Through case studies and interactive discussions, attendees will learn how to:

* Identify and Avoid Bias: Now, as we transition to AI technologies in healthcare, we must consider how these human biases can influence AI systems. AI algorithms are trained on historical data, which often reflects existing societal biases. If we fail to address these biases during the development of AI models, we risk perpetuating or even amplifying them. Recognize potential sources of bias in healthcare data, and implement strategies to mitigate their impact.

* Design a Bias Testing Framework: Designing a bias testing framework is critical to ensuring ethical AI in healthcare. It involves assessing data for demographic representation, ensuring algorithm transparency, and developing performance metrics focused on fairness rather than just accuracy. Regular iterative testing is needed to recalibrate models as data and populations evolve.

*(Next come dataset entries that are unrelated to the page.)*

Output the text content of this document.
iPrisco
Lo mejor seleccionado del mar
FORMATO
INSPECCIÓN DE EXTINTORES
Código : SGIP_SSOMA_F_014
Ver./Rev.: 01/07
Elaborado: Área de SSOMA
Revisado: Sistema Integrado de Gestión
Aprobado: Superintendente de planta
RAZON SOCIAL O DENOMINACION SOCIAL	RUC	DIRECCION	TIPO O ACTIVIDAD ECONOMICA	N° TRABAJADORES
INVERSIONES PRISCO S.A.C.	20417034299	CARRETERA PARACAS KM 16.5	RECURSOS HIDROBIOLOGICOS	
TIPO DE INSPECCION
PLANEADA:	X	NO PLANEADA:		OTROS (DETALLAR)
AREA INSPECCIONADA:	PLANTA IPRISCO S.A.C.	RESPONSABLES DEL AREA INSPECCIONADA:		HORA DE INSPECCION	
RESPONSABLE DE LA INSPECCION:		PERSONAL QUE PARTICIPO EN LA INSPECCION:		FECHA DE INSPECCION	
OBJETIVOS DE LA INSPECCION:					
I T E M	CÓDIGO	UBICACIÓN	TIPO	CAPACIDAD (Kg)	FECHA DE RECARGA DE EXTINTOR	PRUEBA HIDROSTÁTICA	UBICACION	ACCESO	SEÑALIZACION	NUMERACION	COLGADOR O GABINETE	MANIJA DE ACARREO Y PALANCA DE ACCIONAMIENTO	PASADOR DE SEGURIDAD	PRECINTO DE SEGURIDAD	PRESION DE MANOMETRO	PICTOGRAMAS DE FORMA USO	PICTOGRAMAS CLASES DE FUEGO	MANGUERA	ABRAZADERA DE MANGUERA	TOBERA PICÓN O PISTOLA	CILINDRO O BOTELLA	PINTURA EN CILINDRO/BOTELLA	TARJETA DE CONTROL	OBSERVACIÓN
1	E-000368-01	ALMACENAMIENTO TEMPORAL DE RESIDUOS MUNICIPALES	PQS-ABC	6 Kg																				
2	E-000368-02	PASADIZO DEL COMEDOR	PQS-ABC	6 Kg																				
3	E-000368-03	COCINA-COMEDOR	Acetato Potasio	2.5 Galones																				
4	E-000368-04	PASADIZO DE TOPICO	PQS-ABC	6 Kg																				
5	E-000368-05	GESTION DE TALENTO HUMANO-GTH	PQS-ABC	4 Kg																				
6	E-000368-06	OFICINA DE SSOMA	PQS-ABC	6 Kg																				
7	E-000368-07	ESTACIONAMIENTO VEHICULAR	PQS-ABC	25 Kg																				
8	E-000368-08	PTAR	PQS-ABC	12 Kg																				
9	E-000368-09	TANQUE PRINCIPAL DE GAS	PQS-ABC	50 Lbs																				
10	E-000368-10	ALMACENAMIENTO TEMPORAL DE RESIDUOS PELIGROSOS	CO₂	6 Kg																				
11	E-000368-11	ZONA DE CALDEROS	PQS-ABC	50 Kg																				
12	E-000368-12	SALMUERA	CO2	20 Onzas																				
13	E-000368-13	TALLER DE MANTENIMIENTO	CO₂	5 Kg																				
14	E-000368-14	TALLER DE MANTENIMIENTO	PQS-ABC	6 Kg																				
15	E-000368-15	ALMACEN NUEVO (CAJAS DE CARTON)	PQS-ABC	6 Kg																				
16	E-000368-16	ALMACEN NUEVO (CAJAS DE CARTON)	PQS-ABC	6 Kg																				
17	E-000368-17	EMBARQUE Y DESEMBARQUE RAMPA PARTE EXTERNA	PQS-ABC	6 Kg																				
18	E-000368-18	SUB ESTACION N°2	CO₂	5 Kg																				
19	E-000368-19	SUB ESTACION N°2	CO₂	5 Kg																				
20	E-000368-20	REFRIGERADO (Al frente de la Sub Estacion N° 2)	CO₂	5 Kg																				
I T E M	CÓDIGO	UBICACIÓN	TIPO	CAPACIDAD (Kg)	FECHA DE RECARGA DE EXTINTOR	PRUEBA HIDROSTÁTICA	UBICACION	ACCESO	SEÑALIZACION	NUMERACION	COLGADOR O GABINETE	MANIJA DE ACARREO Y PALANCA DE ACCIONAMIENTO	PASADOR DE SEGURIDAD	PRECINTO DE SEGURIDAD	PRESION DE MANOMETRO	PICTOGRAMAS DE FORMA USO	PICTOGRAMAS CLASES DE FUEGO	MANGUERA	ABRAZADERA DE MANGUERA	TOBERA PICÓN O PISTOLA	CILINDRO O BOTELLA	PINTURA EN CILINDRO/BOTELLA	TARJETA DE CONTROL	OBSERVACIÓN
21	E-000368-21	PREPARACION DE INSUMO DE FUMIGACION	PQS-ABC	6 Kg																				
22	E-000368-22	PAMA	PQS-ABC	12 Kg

Engaging diverse stakeholders ensures a broader perspective on potential biases, enhancing the system’s equity and inclusiveness.

* Utilizing Bias Testing for Fairness in AI
Once a bias testing framework is established, healthcare teams can leverage it in various ways to ensure fairness in AI applications.

This involves regular bias audits of AI systems to identify and correct skewed outcomes, inclusive design practices incorporating diverse perspectives, and real-world testing to uncover hidden biases before widespread implementation. Continuous training on ethical considerations and adherence to regulatory compliance are crucial for fostering fairness, accountability, and trust in AI-powered healthcare solutions.

By attending this talk, participants will not only gain essential knowledge but also contribute to a critical conversation about the ethical implications of AI in healthcare.